Despite comparisons to Chavez, however, analysts point out that Correa will have a much harder time consolidating power, due to less oil money and a more formidable political opposition.
Vote boosts Correa's mandate
In many ways, Sunday's vote was a referendum on Correa's popularity. The president, who during his campaign promised to close down a US military base in Ecuador, dismissed free trade talks with the US, and called the current political establishment a group of "political mafias," has enjoyed over a 70 percent approval rating.
Says Polibio Cordova, the head of the Cedatos-Gallup polling firm: "The population rejects the 'politqueria,' " a term combining the word "politics" and the Spanish word for "garbage." "Correa says that after the Assembly, there will be no more 'politqueria' in Ecuador."
That is why Margarita Romero voted "yes" to the referendum. "I don't know if they will fulfill their promises," she says. "Correa might be like Chávez.

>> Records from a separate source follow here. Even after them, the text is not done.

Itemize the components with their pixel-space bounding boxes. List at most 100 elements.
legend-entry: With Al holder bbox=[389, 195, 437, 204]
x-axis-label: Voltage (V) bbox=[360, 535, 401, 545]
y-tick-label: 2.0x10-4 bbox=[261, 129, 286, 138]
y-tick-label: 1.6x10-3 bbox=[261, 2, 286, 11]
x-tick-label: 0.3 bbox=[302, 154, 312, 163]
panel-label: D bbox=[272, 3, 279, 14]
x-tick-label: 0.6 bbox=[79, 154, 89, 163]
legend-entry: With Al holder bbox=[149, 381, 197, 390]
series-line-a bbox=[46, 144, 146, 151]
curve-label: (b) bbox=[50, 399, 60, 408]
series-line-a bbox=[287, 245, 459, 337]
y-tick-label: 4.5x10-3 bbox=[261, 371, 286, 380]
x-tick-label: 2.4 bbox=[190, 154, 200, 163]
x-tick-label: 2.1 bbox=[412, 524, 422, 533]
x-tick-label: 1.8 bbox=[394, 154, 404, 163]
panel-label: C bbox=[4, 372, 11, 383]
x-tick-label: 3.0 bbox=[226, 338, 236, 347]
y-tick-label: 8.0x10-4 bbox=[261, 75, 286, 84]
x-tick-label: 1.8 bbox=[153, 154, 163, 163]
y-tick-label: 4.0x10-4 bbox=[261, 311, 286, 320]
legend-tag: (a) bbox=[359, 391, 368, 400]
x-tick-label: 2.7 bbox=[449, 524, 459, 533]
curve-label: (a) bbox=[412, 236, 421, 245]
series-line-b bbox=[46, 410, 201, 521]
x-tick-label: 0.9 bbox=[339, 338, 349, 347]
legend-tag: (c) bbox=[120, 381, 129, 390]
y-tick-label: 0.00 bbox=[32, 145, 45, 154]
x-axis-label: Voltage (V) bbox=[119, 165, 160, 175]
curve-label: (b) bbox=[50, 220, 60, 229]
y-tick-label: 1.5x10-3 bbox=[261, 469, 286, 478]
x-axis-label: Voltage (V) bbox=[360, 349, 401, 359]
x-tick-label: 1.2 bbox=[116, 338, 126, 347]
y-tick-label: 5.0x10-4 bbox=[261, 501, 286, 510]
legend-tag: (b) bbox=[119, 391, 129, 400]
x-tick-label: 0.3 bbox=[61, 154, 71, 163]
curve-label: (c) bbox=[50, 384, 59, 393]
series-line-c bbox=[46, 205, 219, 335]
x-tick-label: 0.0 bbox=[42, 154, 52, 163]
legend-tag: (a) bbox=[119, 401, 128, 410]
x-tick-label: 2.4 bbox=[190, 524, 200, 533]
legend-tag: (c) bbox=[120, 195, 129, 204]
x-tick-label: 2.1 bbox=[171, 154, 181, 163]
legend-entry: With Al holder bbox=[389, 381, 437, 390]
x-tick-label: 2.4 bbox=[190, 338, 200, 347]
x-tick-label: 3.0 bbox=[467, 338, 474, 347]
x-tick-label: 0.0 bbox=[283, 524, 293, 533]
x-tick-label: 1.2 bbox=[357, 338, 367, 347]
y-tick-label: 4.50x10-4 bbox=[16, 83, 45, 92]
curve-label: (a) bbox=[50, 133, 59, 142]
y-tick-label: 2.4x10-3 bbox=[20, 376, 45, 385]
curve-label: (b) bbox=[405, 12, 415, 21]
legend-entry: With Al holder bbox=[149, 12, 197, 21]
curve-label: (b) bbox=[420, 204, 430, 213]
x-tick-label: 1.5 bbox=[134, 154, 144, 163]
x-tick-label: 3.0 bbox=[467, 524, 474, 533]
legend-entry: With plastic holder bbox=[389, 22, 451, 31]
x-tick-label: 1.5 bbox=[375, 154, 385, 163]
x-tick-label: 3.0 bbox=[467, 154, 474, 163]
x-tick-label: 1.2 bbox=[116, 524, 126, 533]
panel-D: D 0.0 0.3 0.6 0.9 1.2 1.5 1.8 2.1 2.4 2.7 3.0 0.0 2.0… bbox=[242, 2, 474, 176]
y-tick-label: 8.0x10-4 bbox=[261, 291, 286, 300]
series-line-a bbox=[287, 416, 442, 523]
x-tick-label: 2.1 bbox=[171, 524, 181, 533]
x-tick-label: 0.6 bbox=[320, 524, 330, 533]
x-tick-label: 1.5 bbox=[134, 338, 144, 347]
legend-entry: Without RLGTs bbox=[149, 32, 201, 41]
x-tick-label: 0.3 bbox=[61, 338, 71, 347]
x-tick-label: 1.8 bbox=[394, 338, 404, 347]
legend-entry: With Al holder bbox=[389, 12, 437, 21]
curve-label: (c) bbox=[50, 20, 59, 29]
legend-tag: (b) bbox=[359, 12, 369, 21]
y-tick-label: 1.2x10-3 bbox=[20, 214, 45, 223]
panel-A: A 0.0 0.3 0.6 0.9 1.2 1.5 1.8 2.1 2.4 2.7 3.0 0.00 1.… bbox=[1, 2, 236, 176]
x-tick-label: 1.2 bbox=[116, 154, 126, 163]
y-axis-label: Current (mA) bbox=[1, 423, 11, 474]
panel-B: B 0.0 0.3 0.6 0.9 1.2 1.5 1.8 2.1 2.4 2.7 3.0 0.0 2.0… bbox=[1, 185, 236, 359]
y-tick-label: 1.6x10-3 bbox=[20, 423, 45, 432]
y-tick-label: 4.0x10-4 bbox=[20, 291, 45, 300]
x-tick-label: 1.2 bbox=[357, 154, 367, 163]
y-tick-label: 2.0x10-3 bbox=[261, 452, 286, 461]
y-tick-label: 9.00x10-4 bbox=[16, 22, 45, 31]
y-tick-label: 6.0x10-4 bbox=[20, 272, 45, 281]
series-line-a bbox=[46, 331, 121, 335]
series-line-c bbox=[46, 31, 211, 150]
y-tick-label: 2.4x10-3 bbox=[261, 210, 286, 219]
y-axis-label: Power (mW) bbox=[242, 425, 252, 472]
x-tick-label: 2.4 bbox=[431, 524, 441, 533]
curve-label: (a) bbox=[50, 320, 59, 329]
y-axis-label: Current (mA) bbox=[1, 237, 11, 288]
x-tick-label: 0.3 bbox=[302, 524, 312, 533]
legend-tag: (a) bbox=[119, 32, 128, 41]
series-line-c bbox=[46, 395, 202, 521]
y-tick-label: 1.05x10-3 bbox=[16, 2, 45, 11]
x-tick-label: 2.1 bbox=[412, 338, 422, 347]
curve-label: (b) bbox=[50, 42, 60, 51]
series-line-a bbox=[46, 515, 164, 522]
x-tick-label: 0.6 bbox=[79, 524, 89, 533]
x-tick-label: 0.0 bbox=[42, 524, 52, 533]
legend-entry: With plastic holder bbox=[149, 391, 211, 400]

But the congressional representatives don't do anything, they steal our money. They are earning on the backs of the people, and the poor don't get any help from anyone."
Whether this new chapter in brings real change is the question now. Correa has offered little detail on how he'll root out corruption.
"Most of the people don't know what the referendum is about," says Adrian Bonilla, a political analyst at the Latin American Faculty of Social Sciences in Quito. They don't know the rules of the assembly, or what is going to happen."
In the short term, the vote could ease the politics of confrontation between Correa's government and its opposition, which would be a welcome development in a country that has seen eight presidents in 10 years.
But in the long term, says Bonilla, the country still has weak institutions that must be strengthened if stability is to be achieved, he says. "Throughout Latin America, constitutional assemblies have not resolved the issues they are meant to address, except in the cases where there is a previous consolidation of political wills, and a social pact, as in Colombia and Brazil," he says. "In Ecuadorian society the authoritarian temptations are always present."